I will bet a hundred a walker or english will win it. Any takers?


----------



## NiteHunter (Oct 1, 2010)

*Pro Hunt*

Jaybo, i may see if Rodney will let me come out of retirement and hunt with yall at the Pro Hunt.


----------



## NiteHunter (Oct 1, 2010)

You may be right GaDawg.


----------



## jaybo81 (Oct 1, 2010)

NiteHunter said:


> Jaybo, i may see if Rodney will let me come out of retirement and hunt with yall at the Pro Hunt.



Heck ya man...We just started back hunting.... trying to knock the rust off em!!!


----------



## DROPPINEM (Oct 1, 2010)

plottman25 said:


> It sure aint anything in my lot



That makes two of us


----------



## Jeremiah Glaze (Oct 1, 2010)

jaybo81 said:


> Well we can see just how bad a few of these hounds are....there is a pro hunt in the making for the first weekend of december its either gonna go out of gray or eatonton club....not real sure at this time.....but me and lemonade will be there for sure....can't wait!!!

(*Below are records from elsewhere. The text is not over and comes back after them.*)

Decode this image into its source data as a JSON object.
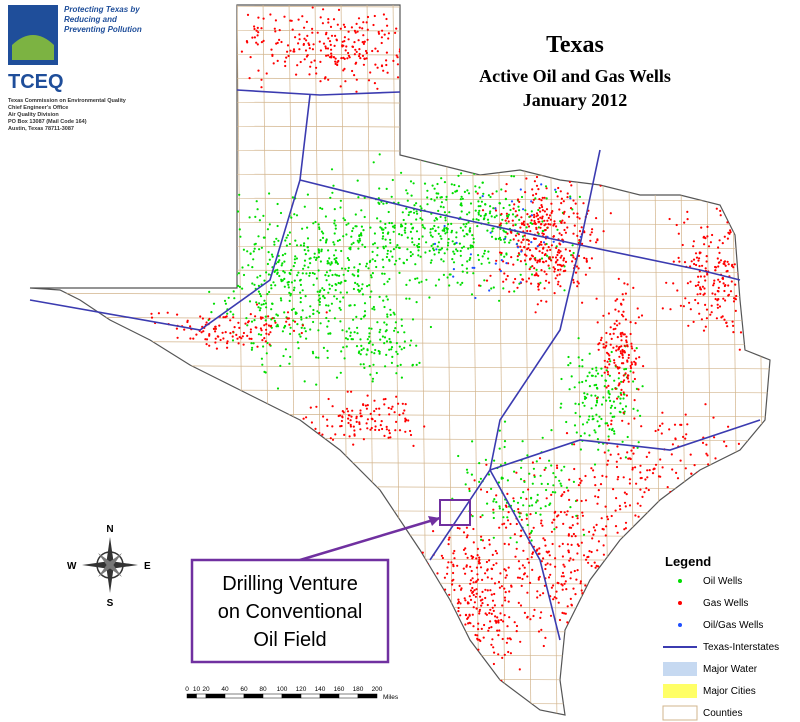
{
  "header": {
    "tagline": [
      "Protecting Texas by",
      "Reducing and",
      "Preventing Pollution"
    ],
    "logo": "TCEQ",
    "org": [
      "Texas Commission on Environmental Quality",
      "Chief Engineer's Office",
      "Air Quality Division",
      "PO Box 13087 (Mail Code 164)",
      "Austin, Texas 78711-3087"
    ]
  },
  "title": [
    "Texas",
    "Active Oil and Gas Wells",
    "January 2012"
  ],
  "legend": {
    "title": "Legend",
    "items": [
      "Oil Wells",
      "Gas Wells",
      "Oil/Gas Wells",
      "Texas-Interstates",
      "Major Water",
      "Major Cities",
      "Counties"
    ]
  },
  "callout": [
    "Drilling Venture",
    "on Conventional",
    "Oil Field"
  ],
  "compass": {
    "n": "N",
    "s": "S",
    "e": "E",
    "w": "W"
  },
  "scale": {
    "ticks": [
      0,
      10,
      20,
      40,
      60,
      80,
      100,
      120,
      140,
      160,
      180,
      200
    ],
    "unit": "Miles"
  }
}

Pro hunt is in Eatonton...c yall there!!! final 4 will be at least 3 walkers


----------



## holler tree (Oct 1, 2010)

well if you ask my son (7 yrs old) after the show his little redtick female put on tonight he would tell you he has the best dog in the state  . she flat shut out the old man and had the meat tonight. awesome night to be in the woods with my die hard hunting buddy.


----------



## thomas gose (Oct 1, 2010)

holler tree said:


> well if you ask my son (7 yrs old) after the show his little redtick female put on tonight he would tell you he has the best dog in the state  . she flat shut out the old man and had the meat tonight. awesome night to be in the woods with my die hard hunting buddy.


----------



## evan ashley (Oct 5, 2010)

is the pro hunt in eatonton or gray. the book says gray and joe called me the other day and told me gray. o well it doesn't matter i will be there. just gotta find a good dog to hunt in it.


----------



## jaybo81 (Oct 5, 2010)

evan ashley said:


> is the pro hunt in eatonton or gray. the book says gray and joe called me the other day and told me gray. o well it doesn't matter i will be there. just gotta find a good dog to hunt in it.



Im thinking its in gray evan thats what i was told...its gonna be at one of the two for sure....


----------



## *Mudslinger* (Oct 5, 2010)

jobo me and you will have to represent for the english dogs


----------